Cet été, deux hommes nous ont quittés. Ils sont tous les deux morts en montagne. Le premier, c'est Godefroy Raguenet de Saint Albin, père abbé de l'abbaye d'Acey, mort le 3 août dans les montagnes suisses. Le second, c'est Jean-Louis Georgelin, ancien chef d'état-major des armées, mort le 18 août, dans les montagnes de l'Ariège.
Quel lien entre ces deux hommes ? Le premier avait fait navale, le second Saint Cyr. Le premier, Godefroy, avait été commando de marine et avait rejoint la vie monastique, attiré par l'exemple de Tibbhirine, et devint cistercien. Le second, Jean-Louis, avait été fantassin, et il était devenu oblat bénédictin, tout en poursuivant sa vie de Général, dans le monde jusqu'au chantier de la reconstruction de ND.
Le premier avait choisi le célibat pour le Royaume, comme on le lit dans l'Evangile. Le second vivait le célibat pour le République, si l'on peut dire, toute sa vie n'ayant eu de sens que dans le service de l'Etat.
Tout les rassemble donc ? Non. Le premier, issu d'une famille aristocratique, accepta de s'immerger dans la pauvreté de la vie trappiste. Le second, issu d'un milieu plus modeste était devenu le grand chancelier de la Légion d'honneur.
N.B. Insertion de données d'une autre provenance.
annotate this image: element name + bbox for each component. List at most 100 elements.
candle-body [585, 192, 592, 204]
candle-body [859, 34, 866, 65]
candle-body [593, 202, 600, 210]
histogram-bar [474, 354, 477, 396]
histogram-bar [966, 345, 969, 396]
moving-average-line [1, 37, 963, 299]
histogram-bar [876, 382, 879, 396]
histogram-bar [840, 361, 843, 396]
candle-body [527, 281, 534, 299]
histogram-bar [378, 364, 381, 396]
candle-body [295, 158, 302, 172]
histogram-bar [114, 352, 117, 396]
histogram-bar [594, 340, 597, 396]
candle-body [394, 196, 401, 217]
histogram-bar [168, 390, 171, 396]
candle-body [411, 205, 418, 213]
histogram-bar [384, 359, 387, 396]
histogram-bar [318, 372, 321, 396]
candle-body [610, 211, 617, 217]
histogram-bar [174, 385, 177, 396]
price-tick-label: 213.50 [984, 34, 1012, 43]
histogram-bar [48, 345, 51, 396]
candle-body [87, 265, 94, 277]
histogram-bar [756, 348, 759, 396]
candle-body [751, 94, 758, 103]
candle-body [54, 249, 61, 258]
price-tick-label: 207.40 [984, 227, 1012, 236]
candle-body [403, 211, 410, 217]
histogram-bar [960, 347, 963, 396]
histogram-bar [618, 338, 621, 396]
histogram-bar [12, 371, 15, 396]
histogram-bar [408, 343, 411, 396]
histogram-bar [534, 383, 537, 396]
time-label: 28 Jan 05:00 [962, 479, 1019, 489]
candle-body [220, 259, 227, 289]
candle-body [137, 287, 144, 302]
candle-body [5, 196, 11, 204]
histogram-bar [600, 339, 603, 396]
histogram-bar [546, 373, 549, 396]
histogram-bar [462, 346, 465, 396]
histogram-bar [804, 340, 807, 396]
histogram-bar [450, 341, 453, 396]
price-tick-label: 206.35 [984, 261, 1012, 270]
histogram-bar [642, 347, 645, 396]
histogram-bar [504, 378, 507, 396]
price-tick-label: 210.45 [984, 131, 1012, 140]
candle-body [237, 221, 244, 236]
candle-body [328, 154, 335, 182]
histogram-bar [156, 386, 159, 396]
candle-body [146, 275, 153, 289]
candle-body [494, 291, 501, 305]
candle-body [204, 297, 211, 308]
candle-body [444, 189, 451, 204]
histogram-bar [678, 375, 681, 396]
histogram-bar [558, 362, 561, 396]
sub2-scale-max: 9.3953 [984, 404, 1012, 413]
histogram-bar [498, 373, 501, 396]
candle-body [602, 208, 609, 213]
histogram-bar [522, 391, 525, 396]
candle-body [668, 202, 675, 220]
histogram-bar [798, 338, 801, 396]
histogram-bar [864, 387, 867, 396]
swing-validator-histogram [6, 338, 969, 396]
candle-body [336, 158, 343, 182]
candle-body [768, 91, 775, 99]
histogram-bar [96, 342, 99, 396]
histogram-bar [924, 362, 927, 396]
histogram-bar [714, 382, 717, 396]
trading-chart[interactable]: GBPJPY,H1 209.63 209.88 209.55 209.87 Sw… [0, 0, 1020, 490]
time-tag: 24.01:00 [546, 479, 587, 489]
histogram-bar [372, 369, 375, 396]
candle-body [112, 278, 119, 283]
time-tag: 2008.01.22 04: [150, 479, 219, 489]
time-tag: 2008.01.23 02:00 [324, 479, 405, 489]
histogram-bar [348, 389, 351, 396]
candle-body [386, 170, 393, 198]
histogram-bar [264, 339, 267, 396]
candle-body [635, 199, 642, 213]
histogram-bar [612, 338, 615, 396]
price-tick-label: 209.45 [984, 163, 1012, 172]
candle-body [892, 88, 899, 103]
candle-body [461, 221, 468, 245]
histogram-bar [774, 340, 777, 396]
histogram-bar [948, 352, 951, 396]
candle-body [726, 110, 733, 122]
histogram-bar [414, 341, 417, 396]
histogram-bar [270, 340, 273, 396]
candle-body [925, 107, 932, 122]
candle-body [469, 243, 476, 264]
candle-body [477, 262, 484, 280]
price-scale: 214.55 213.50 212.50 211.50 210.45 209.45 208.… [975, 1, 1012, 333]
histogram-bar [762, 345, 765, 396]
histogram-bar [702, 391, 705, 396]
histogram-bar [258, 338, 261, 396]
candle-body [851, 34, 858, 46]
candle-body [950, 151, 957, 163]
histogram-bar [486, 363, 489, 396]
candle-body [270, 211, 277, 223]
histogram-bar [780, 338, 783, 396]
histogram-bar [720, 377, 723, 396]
Les proches du premier le disaient taiseux, amoureux du silence. Les proches du second disaient de lui qu'il avait une gueule, une grande gueule même, au sens noble du terme. Il organisait des "gueuloirs" pour tester ses discours ! Le premier avait une aussi humble idée de la vie de moine que le second avait une idée haute du métier d'officier.
On ne peut pas imaginer plus différents ! On peut pourtant dire qu'ils ont tous les deux entendu l'appel que Saint François reçu au seuil de sa vocation : "va et rebâtis mon Eglise". Godefroy Raguenet de Saint Albin fut ainsi appelé à intégrer une petite communauté, dans le jura, pour lui donner un peu de vie, devenir père abbé d'une trappe qui dégringolait ! Jean-Louis Georgelin, retraité, fut appelé par le Président Macron, à la suggestion de François Sureau, à conduire l'immense et "impossible" restauration de Notre Dame de Paris, dont la flèche effondrée… avait effondré le moral des français.
Ces deux-là sont partis. Godefroy avait dit un jour à La Croix : "Comme nageurs de combat, nous intervenions souvent de nuit, et toujours en binômes - on ne plonge jamais seul - reliés par une ligne de vie. Vous ne le voyez pas mais vous savez que l'autre est là, présent dans l'obscurité. Il faut apprendre à croire à cette présence dans la nuit." Voilà quelques lignes de vie qui les unissent, jusque dans leur mort.
Il nous faut apprendre à croire que vous restez là tous les deux, Mon Père, Mon Général, présents dans l'obscurité et la lumière de nos reconstructions.